GEREĞİ GÖRÜŞÜLÜP DÜŞÜNÜLDÜ :
A- Sanık … hakkında kurulan beraat hükmünün incelenmesi;
Sanığın üzerinde uyuşturucu madde ele geçmesi, diğer sanıklarla birlikte Kayseri iline kendi aracı ile esrar almaya gittiğinin sabit olması, tanık olarak dinlenen …’ın emniyet ve savcılıktaki “esrarı bazen Vedat, bazen de …’dan temin ederiz” şeklindeki beyanları, dosyanın diğer sanıkları … ve …’ın savcılıktaki “evde arama yapılmadan önce eve gelen üç şahsa sanık …’ın teklifi ile sanık …’ın birer fişek esrar verdiği” şeklindeki ifadeleri karşısında, sanık … yönünden de atılı suçun oluştuğu gözetilmeden, yazılı şekilde beraat kararı verilmesi,
Kanuna aykırı, Cumhuriyet savcısının temyiz itirazları bu nedenle yerinde olduğundan, hükmün BOZULMASINA,
B- Sanıklar … ve … hakkında kurulan mahkumiyet hükümlerinin incelenmesi;
TCK’nın 53. maddesinin uygulanması ile ilgili olarak Anayasa Mahkemesi’nin 08.10.2015 tarih ve E.2014/140; K.2015/85 sayılı kararının infaz aşamasında gözetilmesi ve ele geçirilen uyuşturucu madde ile Kayseri Kriminal Polis Laboratuvarı Müdürlüğü’nce alınan tanık numunelerin müsaderesi hakkında mahkemece her zaman karar verilmesi mümkün görülmüştür.

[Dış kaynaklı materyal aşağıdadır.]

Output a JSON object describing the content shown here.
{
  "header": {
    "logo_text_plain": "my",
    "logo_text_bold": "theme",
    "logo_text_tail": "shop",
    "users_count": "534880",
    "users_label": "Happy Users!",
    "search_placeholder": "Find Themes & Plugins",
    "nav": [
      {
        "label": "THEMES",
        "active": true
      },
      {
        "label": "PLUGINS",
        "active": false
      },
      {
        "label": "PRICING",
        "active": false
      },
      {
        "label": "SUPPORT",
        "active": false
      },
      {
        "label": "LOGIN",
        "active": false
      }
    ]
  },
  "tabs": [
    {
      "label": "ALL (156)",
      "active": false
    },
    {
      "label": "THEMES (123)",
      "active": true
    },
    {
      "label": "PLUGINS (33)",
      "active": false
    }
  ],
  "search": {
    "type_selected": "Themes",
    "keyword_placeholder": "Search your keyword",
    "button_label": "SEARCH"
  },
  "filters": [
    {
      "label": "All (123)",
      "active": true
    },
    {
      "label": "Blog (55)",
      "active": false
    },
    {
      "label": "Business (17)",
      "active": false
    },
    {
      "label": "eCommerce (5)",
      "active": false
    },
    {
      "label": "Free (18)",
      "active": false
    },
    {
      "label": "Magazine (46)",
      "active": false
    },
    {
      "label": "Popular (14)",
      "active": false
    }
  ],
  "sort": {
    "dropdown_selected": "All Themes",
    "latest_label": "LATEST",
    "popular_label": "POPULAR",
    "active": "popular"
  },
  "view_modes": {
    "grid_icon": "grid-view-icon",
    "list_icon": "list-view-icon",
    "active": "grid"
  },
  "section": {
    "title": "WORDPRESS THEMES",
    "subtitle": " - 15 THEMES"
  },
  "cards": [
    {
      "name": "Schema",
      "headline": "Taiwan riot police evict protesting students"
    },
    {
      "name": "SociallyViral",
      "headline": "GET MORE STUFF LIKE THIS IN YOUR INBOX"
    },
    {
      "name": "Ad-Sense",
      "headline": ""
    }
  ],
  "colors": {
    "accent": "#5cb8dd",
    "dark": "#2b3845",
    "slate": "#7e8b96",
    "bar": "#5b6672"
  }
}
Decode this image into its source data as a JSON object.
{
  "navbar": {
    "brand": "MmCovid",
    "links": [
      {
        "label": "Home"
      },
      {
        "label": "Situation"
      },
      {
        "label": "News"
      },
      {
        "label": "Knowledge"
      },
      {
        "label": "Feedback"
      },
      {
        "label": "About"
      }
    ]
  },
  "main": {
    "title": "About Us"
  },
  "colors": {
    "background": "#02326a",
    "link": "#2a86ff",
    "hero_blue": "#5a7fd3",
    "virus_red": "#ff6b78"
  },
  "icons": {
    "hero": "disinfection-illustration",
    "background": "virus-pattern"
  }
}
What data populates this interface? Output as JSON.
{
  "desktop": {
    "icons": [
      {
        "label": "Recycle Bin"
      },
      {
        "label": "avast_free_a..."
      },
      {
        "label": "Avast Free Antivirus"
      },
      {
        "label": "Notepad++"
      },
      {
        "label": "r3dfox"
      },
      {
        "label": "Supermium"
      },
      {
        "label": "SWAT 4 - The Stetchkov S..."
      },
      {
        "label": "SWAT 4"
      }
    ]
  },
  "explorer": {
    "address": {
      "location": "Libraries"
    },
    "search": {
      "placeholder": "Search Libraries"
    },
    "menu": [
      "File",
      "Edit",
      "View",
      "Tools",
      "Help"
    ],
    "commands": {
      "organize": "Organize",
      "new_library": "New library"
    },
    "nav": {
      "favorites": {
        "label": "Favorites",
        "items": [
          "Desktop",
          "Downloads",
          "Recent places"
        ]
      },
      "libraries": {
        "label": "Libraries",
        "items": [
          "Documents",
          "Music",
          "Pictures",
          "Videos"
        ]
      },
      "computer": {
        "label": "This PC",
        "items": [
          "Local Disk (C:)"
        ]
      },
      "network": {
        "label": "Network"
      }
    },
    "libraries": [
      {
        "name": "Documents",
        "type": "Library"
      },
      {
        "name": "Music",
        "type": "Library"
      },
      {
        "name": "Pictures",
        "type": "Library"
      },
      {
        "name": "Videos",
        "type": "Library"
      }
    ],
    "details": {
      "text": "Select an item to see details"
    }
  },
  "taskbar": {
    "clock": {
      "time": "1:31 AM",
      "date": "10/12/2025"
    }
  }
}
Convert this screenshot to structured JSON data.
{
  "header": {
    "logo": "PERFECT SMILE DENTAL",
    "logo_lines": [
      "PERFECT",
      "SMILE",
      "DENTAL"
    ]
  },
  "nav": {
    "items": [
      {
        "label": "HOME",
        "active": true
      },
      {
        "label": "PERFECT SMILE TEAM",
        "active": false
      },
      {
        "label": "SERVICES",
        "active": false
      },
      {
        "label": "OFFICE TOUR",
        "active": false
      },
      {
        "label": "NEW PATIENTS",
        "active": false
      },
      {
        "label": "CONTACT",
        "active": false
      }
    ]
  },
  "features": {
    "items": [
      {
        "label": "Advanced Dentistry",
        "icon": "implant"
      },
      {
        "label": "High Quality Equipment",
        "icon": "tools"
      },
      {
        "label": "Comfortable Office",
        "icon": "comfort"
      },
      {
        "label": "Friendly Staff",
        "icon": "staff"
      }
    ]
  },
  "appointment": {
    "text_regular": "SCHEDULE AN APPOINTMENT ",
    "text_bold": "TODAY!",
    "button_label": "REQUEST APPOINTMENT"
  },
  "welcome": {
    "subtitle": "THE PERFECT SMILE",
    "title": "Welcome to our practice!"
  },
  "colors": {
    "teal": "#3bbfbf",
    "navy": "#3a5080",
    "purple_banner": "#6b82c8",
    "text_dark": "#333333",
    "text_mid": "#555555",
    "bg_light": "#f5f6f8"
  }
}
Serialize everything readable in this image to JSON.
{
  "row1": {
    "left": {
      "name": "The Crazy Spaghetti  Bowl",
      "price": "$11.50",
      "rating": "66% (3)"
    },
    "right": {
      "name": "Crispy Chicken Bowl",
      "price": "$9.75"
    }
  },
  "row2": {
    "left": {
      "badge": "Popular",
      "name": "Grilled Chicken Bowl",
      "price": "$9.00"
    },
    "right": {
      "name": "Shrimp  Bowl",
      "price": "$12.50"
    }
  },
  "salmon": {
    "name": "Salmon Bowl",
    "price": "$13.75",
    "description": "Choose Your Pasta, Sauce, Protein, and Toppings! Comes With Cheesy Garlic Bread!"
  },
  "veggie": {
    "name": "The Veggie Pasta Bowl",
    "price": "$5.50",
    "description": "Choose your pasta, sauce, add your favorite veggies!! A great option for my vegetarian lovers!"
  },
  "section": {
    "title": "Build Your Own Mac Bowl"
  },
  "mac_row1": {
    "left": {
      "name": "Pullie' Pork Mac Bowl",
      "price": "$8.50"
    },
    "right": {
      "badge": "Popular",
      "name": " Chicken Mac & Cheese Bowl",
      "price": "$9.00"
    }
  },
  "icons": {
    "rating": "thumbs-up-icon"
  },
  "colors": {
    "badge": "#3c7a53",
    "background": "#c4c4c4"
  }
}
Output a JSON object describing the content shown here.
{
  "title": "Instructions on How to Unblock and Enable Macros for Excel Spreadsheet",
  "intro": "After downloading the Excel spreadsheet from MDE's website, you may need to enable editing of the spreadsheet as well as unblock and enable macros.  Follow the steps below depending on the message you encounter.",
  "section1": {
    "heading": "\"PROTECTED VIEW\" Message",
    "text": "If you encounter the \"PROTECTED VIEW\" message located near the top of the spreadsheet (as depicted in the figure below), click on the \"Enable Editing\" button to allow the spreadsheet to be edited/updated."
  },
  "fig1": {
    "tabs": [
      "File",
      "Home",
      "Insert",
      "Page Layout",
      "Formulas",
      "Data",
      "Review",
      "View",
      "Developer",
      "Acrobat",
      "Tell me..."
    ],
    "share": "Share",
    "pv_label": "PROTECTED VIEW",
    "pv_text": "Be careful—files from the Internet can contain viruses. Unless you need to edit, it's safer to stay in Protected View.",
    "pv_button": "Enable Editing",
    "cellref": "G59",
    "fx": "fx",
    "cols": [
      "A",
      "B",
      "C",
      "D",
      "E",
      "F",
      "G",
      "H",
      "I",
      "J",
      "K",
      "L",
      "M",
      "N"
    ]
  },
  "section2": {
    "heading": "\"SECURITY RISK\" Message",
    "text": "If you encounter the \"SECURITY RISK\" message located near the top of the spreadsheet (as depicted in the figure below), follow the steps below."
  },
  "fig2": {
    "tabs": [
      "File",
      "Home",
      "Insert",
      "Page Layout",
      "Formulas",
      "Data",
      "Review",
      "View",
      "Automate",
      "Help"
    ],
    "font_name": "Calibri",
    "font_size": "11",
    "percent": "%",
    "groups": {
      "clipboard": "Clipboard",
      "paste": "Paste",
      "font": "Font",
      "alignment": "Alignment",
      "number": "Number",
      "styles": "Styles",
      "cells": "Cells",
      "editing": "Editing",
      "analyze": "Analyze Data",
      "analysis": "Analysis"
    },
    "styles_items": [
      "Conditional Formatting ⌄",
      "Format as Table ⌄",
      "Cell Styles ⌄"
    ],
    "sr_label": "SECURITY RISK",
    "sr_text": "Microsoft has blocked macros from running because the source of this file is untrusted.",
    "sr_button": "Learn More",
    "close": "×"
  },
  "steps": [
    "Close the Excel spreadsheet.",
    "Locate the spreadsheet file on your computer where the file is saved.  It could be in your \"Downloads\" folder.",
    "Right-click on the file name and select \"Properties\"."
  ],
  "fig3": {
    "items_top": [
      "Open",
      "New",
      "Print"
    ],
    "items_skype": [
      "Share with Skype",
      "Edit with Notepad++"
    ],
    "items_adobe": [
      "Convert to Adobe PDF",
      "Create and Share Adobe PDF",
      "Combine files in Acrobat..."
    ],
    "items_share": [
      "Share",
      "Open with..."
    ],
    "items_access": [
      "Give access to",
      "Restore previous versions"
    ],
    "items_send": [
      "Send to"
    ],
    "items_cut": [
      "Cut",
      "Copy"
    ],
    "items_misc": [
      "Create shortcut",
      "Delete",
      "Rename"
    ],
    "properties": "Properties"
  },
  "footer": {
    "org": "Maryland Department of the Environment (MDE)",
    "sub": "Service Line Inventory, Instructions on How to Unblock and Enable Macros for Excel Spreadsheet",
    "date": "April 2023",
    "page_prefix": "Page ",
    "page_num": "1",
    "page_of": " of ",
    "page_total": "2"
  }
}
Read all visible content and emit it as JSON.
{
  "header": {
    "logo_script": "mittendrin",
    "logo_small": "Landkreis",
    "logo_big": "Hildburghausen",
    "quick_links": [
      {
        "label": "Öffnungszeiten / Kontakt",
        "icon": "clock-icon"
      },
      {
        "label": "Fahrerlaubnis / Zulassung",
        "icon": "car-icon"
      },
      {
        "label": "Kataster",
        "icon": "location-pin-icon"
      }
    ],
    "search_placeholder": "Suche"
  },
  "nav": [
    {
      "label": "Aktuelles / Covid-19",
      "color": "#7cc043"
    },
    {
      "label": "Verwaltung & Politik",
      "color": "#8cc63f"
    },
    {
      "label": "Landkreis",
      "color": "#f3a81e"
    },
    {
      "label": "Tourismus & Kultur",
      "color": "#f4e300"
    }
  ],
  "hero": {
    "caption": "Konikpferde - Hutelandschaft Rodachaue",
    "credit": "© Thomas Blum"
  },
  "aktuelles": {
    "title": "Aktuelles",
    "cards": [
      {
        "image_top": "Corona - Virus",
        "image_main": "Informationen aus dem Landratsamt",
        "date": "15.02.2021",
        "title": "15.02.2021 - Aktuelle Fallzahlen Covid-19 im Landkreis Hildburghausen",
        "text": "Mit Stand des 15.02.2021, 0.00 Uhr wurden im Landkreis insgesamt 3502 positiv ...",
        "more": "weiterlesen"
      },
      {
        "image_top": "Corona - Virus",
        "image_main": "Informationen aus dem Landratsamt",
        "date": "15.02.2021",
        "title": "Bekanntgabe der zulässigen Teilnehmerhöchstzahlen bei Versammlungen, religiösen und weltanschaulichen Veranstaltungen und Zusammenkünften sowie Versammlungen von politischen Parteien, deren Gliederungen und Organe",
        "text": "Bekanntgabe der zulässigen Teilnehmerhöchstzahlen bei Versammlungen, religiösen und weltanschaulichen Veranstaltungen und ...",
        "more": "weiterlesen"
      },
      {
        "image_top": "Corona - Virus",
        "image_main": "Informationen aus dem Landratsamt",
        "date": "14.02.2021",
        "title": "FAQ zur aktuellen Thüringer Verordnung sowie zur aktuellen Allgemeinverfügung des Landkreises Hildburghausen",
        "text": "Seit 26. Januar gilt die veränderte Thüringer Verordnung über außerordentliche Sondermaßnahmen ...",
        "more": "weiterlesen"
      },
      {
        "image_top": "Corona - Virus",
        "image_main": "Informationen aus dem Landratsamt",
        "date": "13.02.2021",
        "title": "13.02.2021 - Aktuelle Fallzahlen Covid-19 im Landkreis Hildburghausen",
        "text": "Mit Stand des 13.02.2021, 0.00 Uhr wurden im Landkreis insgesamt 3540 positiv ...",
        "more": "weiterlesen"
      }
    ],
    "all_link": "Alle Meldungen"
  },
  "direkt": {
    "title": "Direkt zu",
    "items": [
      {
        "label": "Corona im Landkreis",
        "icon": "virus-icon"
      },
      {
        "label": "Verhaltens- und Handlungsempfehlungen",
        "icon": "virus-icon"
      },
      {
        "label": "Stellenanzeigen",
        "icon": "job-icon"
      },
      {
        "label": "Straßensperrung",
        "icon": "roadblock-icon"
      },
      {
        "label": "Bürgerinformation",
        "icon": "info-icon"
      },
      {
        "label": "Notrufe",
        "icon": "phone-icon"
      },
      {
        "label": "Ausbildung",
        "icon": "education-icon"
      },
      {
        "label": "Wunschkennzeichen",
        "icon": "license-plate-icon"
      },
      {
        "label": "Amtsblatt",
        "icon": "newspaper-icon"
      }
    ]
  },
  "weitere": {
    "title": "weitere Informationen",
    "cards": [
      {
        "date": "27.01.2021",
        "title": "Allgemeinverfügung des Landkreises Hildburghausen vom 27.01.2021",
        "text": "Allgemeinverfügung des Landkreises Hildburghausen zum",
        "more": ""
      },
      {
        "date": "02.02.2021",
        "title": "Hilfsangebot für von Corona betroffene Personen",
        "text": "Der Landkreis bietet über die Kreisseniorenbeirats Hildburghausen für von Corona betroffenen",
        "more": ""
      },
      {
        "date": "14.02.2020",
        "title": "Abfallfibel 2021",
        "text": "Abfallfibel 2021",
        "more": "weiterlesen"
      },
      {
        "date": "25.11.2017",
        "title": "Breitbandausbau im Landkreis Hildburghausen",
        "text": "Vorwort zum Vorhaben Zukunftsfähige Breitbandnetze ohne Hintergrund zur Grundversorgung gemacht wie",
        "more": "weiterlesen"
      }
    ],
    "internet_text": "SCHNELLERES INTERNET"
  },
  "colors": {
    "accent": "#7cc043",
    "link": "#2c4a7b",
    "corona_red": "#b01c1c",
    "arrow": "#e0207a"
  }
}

Yargılama sürecindeki işlemlerin kanuna uygun olarak yapıldığı, aşamalarda ileri sürülen iddia ve savunmaların toplanan tüm delillerle birlikte gerekçeli kararda gösterilip tartışıldığı, eylemin sanıklar tarafından gerçekleştirildiğinin saptandığı, vicdanî kanının dosya içindeki belge ve bilgilerle uyumlu olarak kesin verilere dayandırıldığı, eyleme uyan suç tipi ile aşağıda belirtilenler ve eleştiri dışında yaptırımların doğru biçimde belirlendiği anlaşıldığından yerinde görülmeyen temyiz itirazlarının reddine, ancak; Hükmolunan adli para cezası ile yargılama giderlerinin, 5083 sayılı Kanunun 1. maddesi ile hükümden sonra 01.01.2009 tarihinde yürürlüğe giren Bakanlar Kurulunun 04.04.2007 tarih ve 2007/11963 sayılı kararının 1. maddesi uyarınca Türk Lirası (TL) olarak belirlenmesinde zorunluluk bulunması,
Kanuna aykırı, sanıklar müdafiinin temyiz itirazları bu nedenlerle yerinde olduğundan, hükümlerin CMUK’nın 321. maddesi gereğince BOZULMASINA; ancak bu aykırılıkların yeniden duruşma yapılmaksızın aynı Kanunun 322. maddesi uyarınca düzeltilmesi mümkün bulunduğundan;
YTL olarak hükmolunan adli para cezası ile yargılama giderlerinin TL’ye dönüştürülmesi suretiyle, hükümlerin DÜZELTİLEREK ONANMASINA,
25.01.2016 tarihinde oybirliğiyle karar verildi.